Irgendwann hieß es dann, der gefürchtete stellvertretende Filialleiter wechsle in ein anderes Haus und für ihn bekamen wir einen neuen jungen Menschen vorgesetzt. Der Nachfolger war ein ganz merkwürdiger Typ. Nicht nur, dass die weiblichen, jungen Kolleginnen schwärmten, der Neue sehe verdammt gut aus, er war freundlich und nett. Wenn mal viel zu tun war, dann kam er zu mir in den Gang und half mir. Eine scheinbar unerfüllbare Aufgabe wurde vom neuen Chef nicht heruntergespielt. Von ihm hörte man Dinge, wie: „Wir haben heute viel zu tun. Versuchen wir einfach, so viel wie möglich zu schaffen.“ Oder „Ich habe hier nie pünktlich Feierabend. Kein Problem, machen Sie, dass wenigstens Sie pünktlich nach Hause kommen. Ihre Kinder warten“.

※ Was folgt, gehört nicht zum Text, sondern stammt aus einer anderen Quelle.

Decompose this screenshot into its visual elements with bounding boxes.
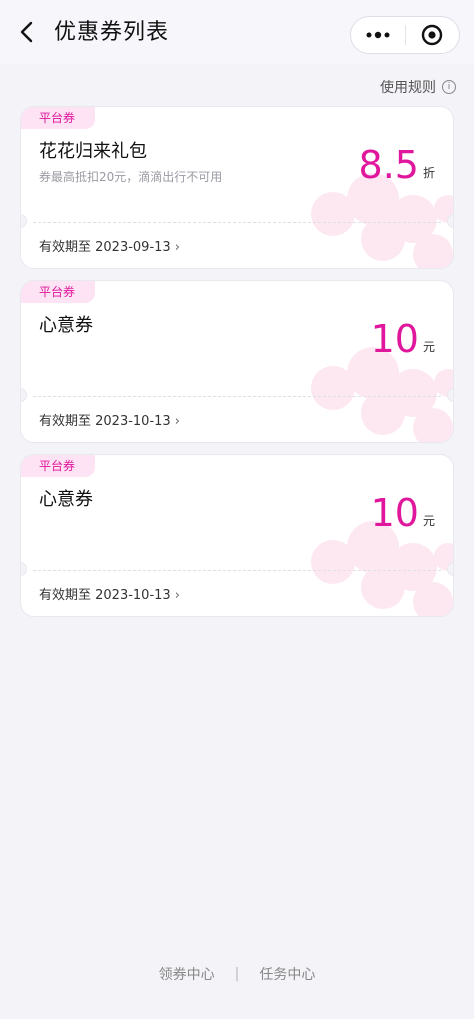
capsule-menu [350, 16, 460, 54]
ticket-notch-right [447, 562, 453, 576]
usage-rules-label: 使用规则 [380, 80, 436, 96]
coupon-description: 券最高抵扣20元，滴滴出行不可用 [39, 170, 223, 184]
ticket-notch-left [21, 214, 27, 228]
page-title: 优惠券列表 [54, 20, 170, 45]
coupon-title: 心意券 [39, 315, 93, 336]
platform-coupon-tag: 平台券 [21, 281, 95, 303]
coupon-value: 10 [370, 317, 419, 361]
more-button[interactable] [351, 17, 405, 53]
expiry-link[interactable]: 有效期至 2023-10-13 › [39, 413, 180, 431]
ticket-notch-left [21, 562, 27, 576]
coupon-amount: 10 元 [371, 493, 435, 533]
info-icon: i [442, 80, 456, 94]
chevron-left-icon [20, 21, 33, 43]
task-center-link[interactable]: 任务中心 [259, 964, 315, 984]
coupon-card[interactable]: 平台券 花花归来礼包 券最高抵扣20元，滴滴出行不可用 8.5 折 有效期至 2… [20, 106, 454, 269]
coupon-amount: 10 元 [371, 319, 435, 359]
coupon-card[interactable]: 平台券 心意券 10 元 有效期至 2023-10-13 › [20, 454, 454, 617]
bottom-links: 领券中心 | 任务中心 [0, 962, 474, 986]
nav-bar: 优惠券列表 [0, 0, 474, 64]
target-icon [422, 24, 443, 46]
chevron-right-icon: › [174, 588, 180, 603]
dashed-divider [33, 222, 441, 223]
coupon-center-link[interactable]: 领券中心 [159, 964, 215, 984]
dashed-divider [33, 570, 441, 571]
usage-rules-link[interactable]: 使用规则 i [380, 74, 456, 100]
coupon-unit: 元 [422, 514, 435, 528]
more-dots-icon [366, 31, 390, 39]
expiry-date: 有效期至 2023-09-13 [39, 240, 171, 255]
coupon-card[interactable]: 平台券 心意券 10 元 有效期至 2023-10-13 › [20, 280, 454, 443]
platform-coupon-tag: 平台券 [21, 107, 95, 129]
footer-divider: | [234, 966, 240, 982]
expiry-link[interactable]: 有效期至 2023-09-13 › [39, 239, 180, 257]
ticket-notch-right [447, 214, 453, 228]
expiry-link[interactable]: 有效期至 2023-10-13 › [39, 587, 180, 605]
expiry-date: 有效期至 2023-10-13 [39, 588, 171, 603]
coupon-amount: 8.5 折 [359, 145, 435, 185]
ticket-notch-right [447, 388, 453, 402]
expiry-date: 有效期至 2023-10-13 [39, 414, 171, 429]
back-button[interactable] [14, 18, 42, 46]
chevron-right-icon: › [174, 414, 180, 429]
platform-coupon-tag: 平台券 [21, 455, 95, 477]
close-miniprogram-button[interactable] [405, 17, 459, 53]
ticket-notch-left [21, 388, 27, 402]
coupon-unit: 元 [422, 340, 435, 354]
coupon-unit: 折 [422, 166, 435, 180]
coupon-value: 8.5 [358, 143, 419, 187]
coupon-value: 10 [370, 491, 419, 535]
coupon-title: 心意券 [39, 489, 93, 510]
dashed-divider [33, 396, 441, 397]
coupon-title: 花花归来礼包 [39, 141, 147, 162]
chevron-right-icon: › [174, 240, 180, 255]
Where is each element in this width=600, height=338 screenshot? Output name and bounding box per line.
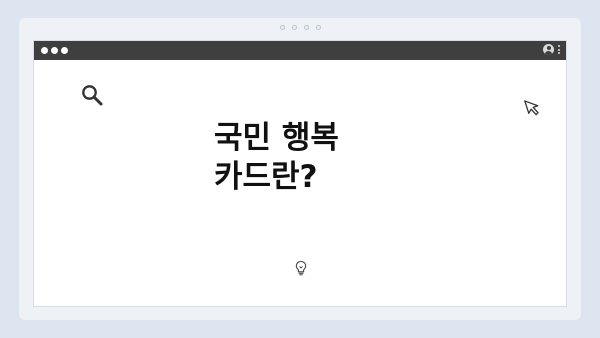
window-titlebar bbox=[34, 41, 566, 60]
titlebar-actions bbox=[543, 44, 560, 55]
title-line-1: 국민 행복 bbox=[214, 120, 339, 156]
window-controls bbox=[41, 47, 68, 54]
cursor-arrow-icon bbox=[524, 100, 539, 116]
frame-dot bbox=[315, 25, 321, 30]
close-window-button[interactable] bbox=[41, 47, 48, 54]
search-icon bbox=[82, 85, 103, 106]
user-icon[interactable] bbox=[543, 44, 554, 55]
minimize-window-button[interactable] bbox=[51, 47, 58, 54]
title-line-2: 카드란? bbox=[214, 159, 318, 195]
frame-indicator-dots bbox=[19, 25, 581, 30]
frame-dot bbox=[303, 25, 309, 30]
frame-dot bbox=[279, 25, 285, 30]
page-title: 국민 행복 카드란? bbox=[214, 119, 474, 197]
maximize-window-button[interactable] bbox=[61, 47, 68, 54]
kebab-menu-icon[interactable] bbox=[558, 45, 560, 54]
device-frame: 국민 행복 카드란? bbox=[19, 18, 581, 320]
browser-window: 국민 행복 카드란? bbox=[33, 40, 567, 307]
lightbulb-icon bbox=[295, 260, 307, 276]
frame-dot bbox=[291, 25, 297, 30]
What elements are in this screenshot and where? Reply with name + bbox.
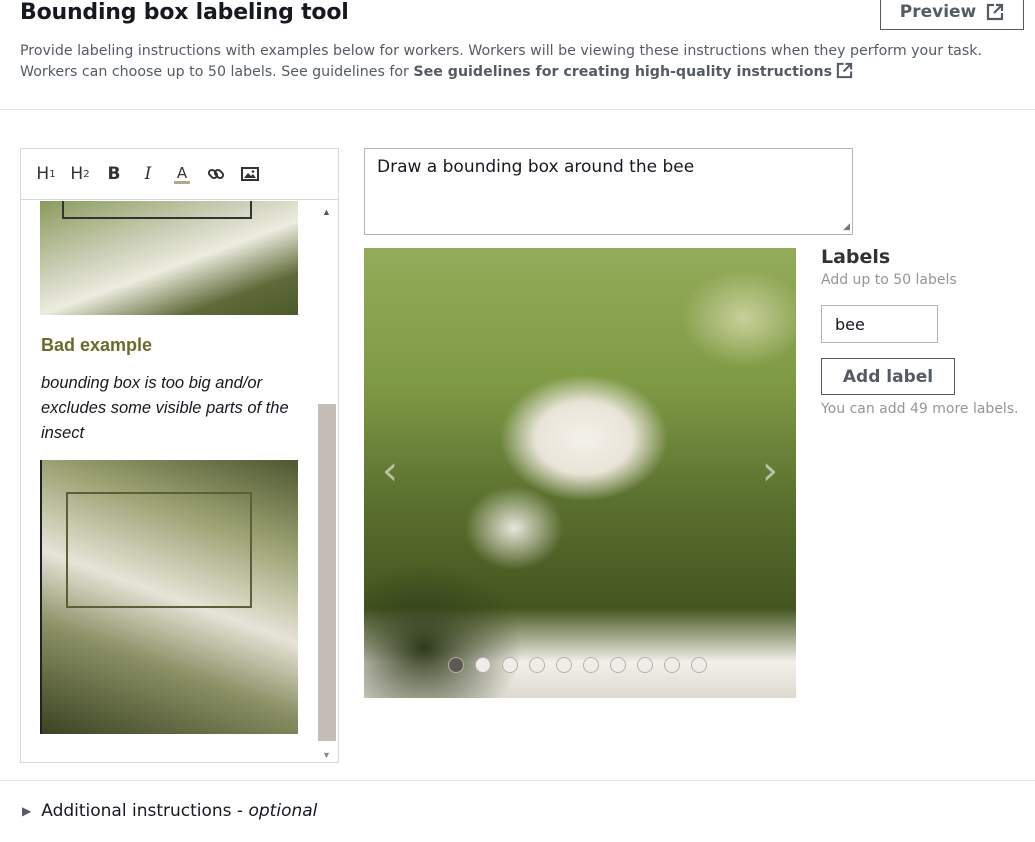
example-bounding-box	[62, 201, 252, 219]
preview-button-label: Preview	[899, 2, 977, 22]
carousel-dots	[448, 657, 707, 673]
section-divider	[0, 780, 1035, 781]
carousel-dot[interactable]	[637, 657, 653, 673]
carousel-dot[interactable]	[529, 657, 545, 673]
example-bounding-box	[66, 492, 252, 608]
labels-heading: Labels	[821, 246, 891, 268]
additional-label-text: Additional instructions -	[41, 801, 249, 821]
carousel-dot[interactable]	[691, 657, 707, 673]
additional-instructions-toggle[interactable]: ▶ Additional instructions - optional	[22, 801, 317, 821]
example-image-carousel: ‹ ›	[364, 248, 796, 698]
editor-content[interactable]: Bad example bounding box is too big and/…	[21, 201, 338, 762]
carousel-dot[interactable]	[583, 657, 599, 673]
bad-example-heading: Bad example	[41, 335, 153, 355]
label-input[interactable]	[821, 305, 938, 343]
scrollbar-thumb[interactable]	[318, 404, 336, 741]
carousel-dot[interactable]	[475, 657, 491, 673]
page-title: Bounding box labeling tool	[20, 0, 349, 25]
add-label-button[interactable]: Add label	[821, 358, 955, 395]
additional-instructions-label: Additional instructions - optional	[41, 801, 317, 821]
labels-remaining-note: You can add 49 more labels.	[821, 401, 1019, 417]
guidelines-link[interactable]: See guidelines for creating high-quality…	[413, 62, 853, 80]
caret-right-icon: ▶	[22, 804, 32, 818]
scroll-down-arrow-icon[interactable]: ▼	[322, 750, 331, 760]
font-color-icon: A	[176, 163, 188, 182]
heading1-label: H	[36, 164, 50, 184]
heading1-button[interactable]: H1	[35, 162, 57, 186]
image-icon	[241, 167, 259, 181]
font-color-underline	[174, 180, 190, 184]
carousel-dot[interactable]	[448, 657, 464, 673]
carousel-next-icon[interactable]: ›	[762, 448, 778, 494]
editor-scrollbar[interactable]: ▲ ▼	[317, 201, 337, 762]
optional-label: optional	[248, 801, 318, 821]
short-instruction-textarea[interactable]: Draw a bounding box around the bee ◢	[364, 148, 853, 235]
external-link-icon	[987, 3, 1004, 21]
bad-example-image	[40, 460, 298, 734]
external-link-icon	[836, 62, 853, 79]
resize-handle-icon[interactable]: ◢	[843, 222, 850, 232]
scroll-up-arrow-icon[interactable]: ▲	[322, 207, 331, 217]
bold-button[interactable]: B	[103, 162, 125, 186]
heading2-button[interactable]: H2	[69, 162, 91, 186]
carousel-dot[interactable]	[556, 657, 572, 673]
guidelines-link-label: See guidelines for creating high-quality…	[413, 64, 833, 80]
carousel-dot[interactable]	[502, 657, 518, 673]
labels-subtitle: Add up to 50 labels	[821, 272, 957, 288]
italic-button[interactable]: I	[137, 162, 159, 186]
preview-button[interactable]: Preview	[880, 0, 1024, 30]
instruction-text: Draw a bounding box around the bee	[377, 157, 695, 177]
heading2-label: H	[70, 164, 84, 184]
link-icon	[207, 168, 225, 180]
carousel-dot[interactable]	[610, 657, 626, 673]
heading2-sub: 2	[83, 168, 90, 180]
page-header: Bounding box labeling tool Preview Provi…	[0, 0, 1035, 110]
carousel-dot[interactable]	[664, 657, 680, 673]
editor-toolbar: H1 H2 B I A	[21, 149, 338, 200]
page-description: Provide labeling instructions with examp…	[20, 41, 1010, 83]
link-button[interactable]	[205, 162, 227, 186]
font-color-button[interactable]: A	[171, 162, 193, 186]
instructions-editor: H1 H2 B I A Bad example bounding box is …	[20, 148, 339, 763]
carousel-prev-icon[interactable]: ‹	[382, 448, 398, 494]
bad-example-text: bounding box is too big and/or excludes …	[41, 374, 289, 442]
heading1-sub: 1	[49, 168, 56, 180]
image-button[interactable]	[239, 162, 261, 186]
good-example-image	[40, 201, 298, 315]
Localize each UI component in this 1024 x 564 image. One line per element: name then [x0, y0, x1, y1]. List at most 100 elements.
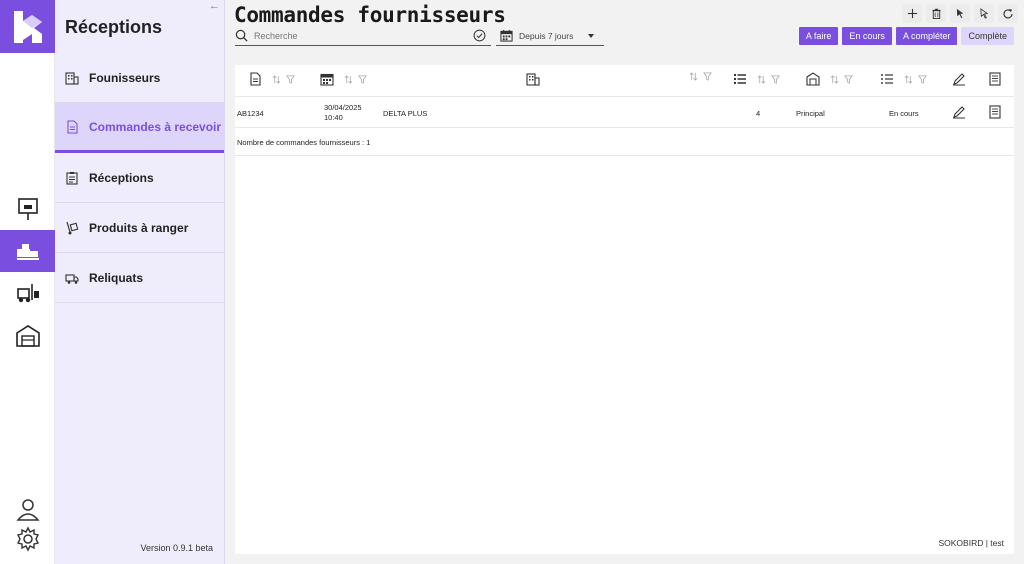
sidebar-item-receptions[interactable]: Réceptions — [55, 153, 224, 203]
row-date: 30/04/2025 10:40 — [324, 103, 362, 123]
sort-icon[interactable] — [757, 74, 766, 84]
rail-package-sign[interactable] — [0, 188, 55, 230]
pointer-mode-button[interactable] — [974, 4, 994, 23]
orders-table: AB1234 30/04/2025 10:40 DELTA PLUS 4 Pri… — [235, 65, 1014, 554]
checklist-icon — [881, 74, 893, 84]
gear-icon — [16, 526, 39, 552]
status-filter-a-faire[interactable]: A faire — [798, 27, 839, 45]
sidebar-item-reliquats[interactable]: Reliquats — [55, 253, 224, 303]
sidebar-item-label: Commandes à recevoir — [89, 119, 222, 134]
sidebar-title-text: Réceptions — [65, 17, 163, 37]
col-status[interactable] — [880, 72, 927, 86]
status-filter-complete[interactable]: Complète — [961, 27, 1014, 45]
sort-icon[interactable] — [689, 72, 698, 81]
search-icon — [235, 29, 248, 42]
arrow-left-icon[interactable]: ← — [209, 0, 220, 12]
pen-icon — [953, 73, 965, 86]
sort-icon[interactable] — [830, 74, 839, 84]
select-mode-button[interactable] — [950, 4, 970, 23]
sidebar-item-label: Réceptions — [89, 170, 154, 185]
app-rail — [0, 0, 55, 564]
rail-delivery[interactable] — [0, 230, 55, 272]
refresh-icon — [1003, 8, 1013, 18]
add-button[interactable] — [902, 4, 922, 23]
building-icon — [65, 71, 79, 85]
row-warehouse: Principal — [796, 109, 825, 118]
main-content: Commandes fournisseurs Depuis 7 jours — [226, 0, 1024, 564]
filter-icon[interactable] — [286, 74, 295, 84]
cursor-select-icon — [956, 8, 963, 19]
col-supplier-sort[interactable] — [689, 72, 712, 81]
row-time-value: 10:40 — [324, 113, 343, 122]
rail-warehouse[interactable] — [0, 315, 55, 357]
search-bar — [235, 26, 491, 46]
truck-icon — [65, 273, 79, 284]
sidebar-item-label: Reliquats — [89, 270, 144, 285]
date-filter-select[interactable]: Depuis 7 jours — [496, 26, 604, 46]
clipboard-list-icon — [66, 171, 78, 185]
calendar-icon — [320, 73, 334, 86]
app-logo[interactable] — [0, 0, 55, 53]
row-supplier: DELTA PLUS — [383, 109, 428, 118]
toolbar — [902, 4, 1018, 23]
sidebar-item-commandes[interactable]: Commandes à recevoir — [55, 103, 224, 153]
filter-icon[interactable] — [358, 74, 367, 84]
document-icon — [67, 119, 78, 134]
trash-icon — [931, 8, 941, 19]
col-details — [988, 72, 1002, 86]
status-filter-en-cours[interactable]: En cours — [842, 27, 892, 45]
logo-icon — [13, 10, 42, 43]
rail-settings[interactable] — [0, 518, 55, 560]
col-supplier[interactable] — [526, 72, 540, 86]
sidebar-item-fournisseurs[interactable]: Founisseurs — [55, 53, 224, 103]
document-icon — [250, 72, 261, 86]
app-version: Version 0.9.1 beta — [140, 543, 213, 553]
sort-icon[interactable] — [272, 74, 281, 84]
sort-icon[interactable] — [904, 74, 913, 84]
page-title: Commandes fournisseurs — [234, 3, 506, 27]
sidebar-title: Réceptions ← — [55, 0, 224, 53]
status-filter-group: A faire En cours A compléter Complète — [798, 27, 1014, 45]
cursor-icon — [979, 8, 988, 19]
hand-truck-icon — [66, 221, 79, 234]
filter-icon[interactable] — [844, 74, 853, 84]
date-filter-value: Depuis 7 jours — [519, 30, 574, 41]
delete-button[interactable] — [926, 4, 946, 23]
current-user: SOKOBIRD | test — [938, 538, 1004, 548]
package-sign-icon — [17, 198, 38, 220]
filter-icon[interactable] — [703, 72, 712, 81]
row-lines: 4 — [756, 109, 761, 118]
col-reference[interactable] — [248, 72, 295, 86]
module-sidebar: Réceptions ← Founisseurs Commandes à rec… — [55, 0, 225, 564]
check-circle-icon[interactable] — [473, 29, 486, 42]
delivery-truck-icon — [16, 244, 39, 260]
col-edit — [952, 72, 966, 86]
chevron-down-icon — [588, 34, 594, 38]
refresh-button[interactable] — [998, 4, 1018, 23]
edit-row-icon[interactable] — [952, 105, 966, 119]
view-details-icon[interactable] — [988, 105, 1002, 119]
sidebar-item-label: Founisseurs — [89, 70, 161, 85]
sidebar-item-produits[interactable]: Produits à ranger — [55, 203, 224, 253]
list-icon — [734, 74, 746, 84]
col-date[interactable] — [320, 72, 367, 86]
status-filter-a-completer[interactable]: A compléter — [895, 27, 958, 45]
col-warehouse[interactable] — [806, 72, 853, 86]
warehouse-icon — [806, 72, 820, 86]
forklift-icon — [16, 284, 39, 303]
calendar-icon — [500, 29, 513, 42]
rail-forklift[interactable] — [0, 272, 55, 314]
filter-icon[interactable] — [771, 74, 780, 84]
sort-icon[interactable] — [344, 74, 353, 84]
col-lines[interactable] — [733, 72, 780, 86]
sidebar-item-label: Produits à ranger — [89, 220, 189, 235]
plus-icon — [907, 8, 917, 19]
search-input[interactable] — [254, 30, 464, 41]
building-icon — [526, 73, 540, 86]
table-row[interactable]: AB1234 30/04/2025 10:40 DELTA PLUS 4 Pri… — [235, 97, 1014, 128]
filter-icon[interactable] — [918, 74, 927, 84]
row-count: Nombre de commandes fournisseurs : 1 — [235, 128, 1014, 156]
table-header — [235, 65, 1014, 97]
row-reference: AB1234 — [237, 109, 264, 118]
row-status: En cours — [889, 109, 919, 118]
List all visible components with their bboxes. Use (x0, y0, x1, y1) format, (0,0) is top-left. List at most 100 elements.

Als nach zwei Jahren mein befristeter Arbeitsvertrag nicht mehr verlängert werden konnte – sonst hätte mir wohl ein unbefristeter Vertrag zugestanden – wurde mir von eben diesem netten Vorgesetzten ein Arbeitsvertrag vorgelegt, den ich unterschreiben sollte. Ich ging davon aus, dass ich am 31. Dezember zu meinem letzten Arbeitstag antreten sollte. Nachlesen konnte ich das nirgendwo. Nach der mündlichen Zusage der Filialleiterin im Sommer, dass mein Arbeitsvertrag bis Ende des Jahres verlängert würde, hatte ich nie einen neuen schriftlichen Vertrag zu Gesicht bekommen, geschweige denn unterschrieben. Jetzt, als allen Parteien klar war, dass das Arbeitsverhältnis zum Jahresende nicht mehr verlängert würde, sollte ich plötzlich einen Arbeitsvertrag unterschreiben? Der Vertrag, den ich im Dezember unterschreiben sollte, war vier Monate zurückdatiert. Kurz vor Feierabend wurde ich ins Marktleiterbüro gerufen, um schnell zwischen Tür und Angel meine Unterschrift zu leisten, die das verlogene Papier im Nachhinein wirksam machen sollte. Meine Chefin muss sich ihrer Sache wirklich sehr sicher gewesen sein, dass es für Sie doch kein Problem sein konnte, einen Vollidioten, wie mich zu verarschen. Der Vollidiot fragte sich dann aber doch sofort, wieso er jetzt noch seine Vertragsverlängerung unterschreiben sollte?

Nachdem ich das konstruierte Vertragswerk durchgelesen hatte, meinte ich nur, ich könne das so nicht unterschreiben. Ich würde das Papier erst einmal mit nach Hause nehmen.
Da man mich auch heute noch leicht in Grund und Boden reden kann, war ich wirklich froh, dass ich den Vertrag in Sicherheit gebracht hatte. Jetzt hatte ich den schriftlichen Beweis, dass für die letzten vier Monate nie ein schriftlicher Vertrag existiert hatte. Mündlich war immer vom Jahresende die Rede. Mit den verlogenen nie unterschriebenen Papieren als Beweis in meiner Tasche konnte ich also pokern. Jetzt war es kein Problem mehr, meiner Chefin klarzumachen, dass es sich doch wohl um so etwas wie Urkundenfälschung handele, wenn ich das zurückdatierte Papier jetzt noch unterschreiben solle. Und so wurden wir uns schnell einig, das Arbeitsverhältnis erst zum 31. Dezember enden zu lassen. Damit waren auch mein ganzes Monatsgehalt und somit meine Miete und der Unterhalt gesichert, den ich jeden Monat für Niko und Dijana überweisen musste. Von meiner Arbeitskraft, in den hart erkämpften letzten Wochen des Jahres, hatte mein Arbeitgeber nicht viel, da ich an einer fiesen Grippe erkrankte, kurz nachdem mein Beschäftigungsverhältnis ursprünglich enden sollte. Aber wenigstens mein Kontostand zum Monatsende war gerettet.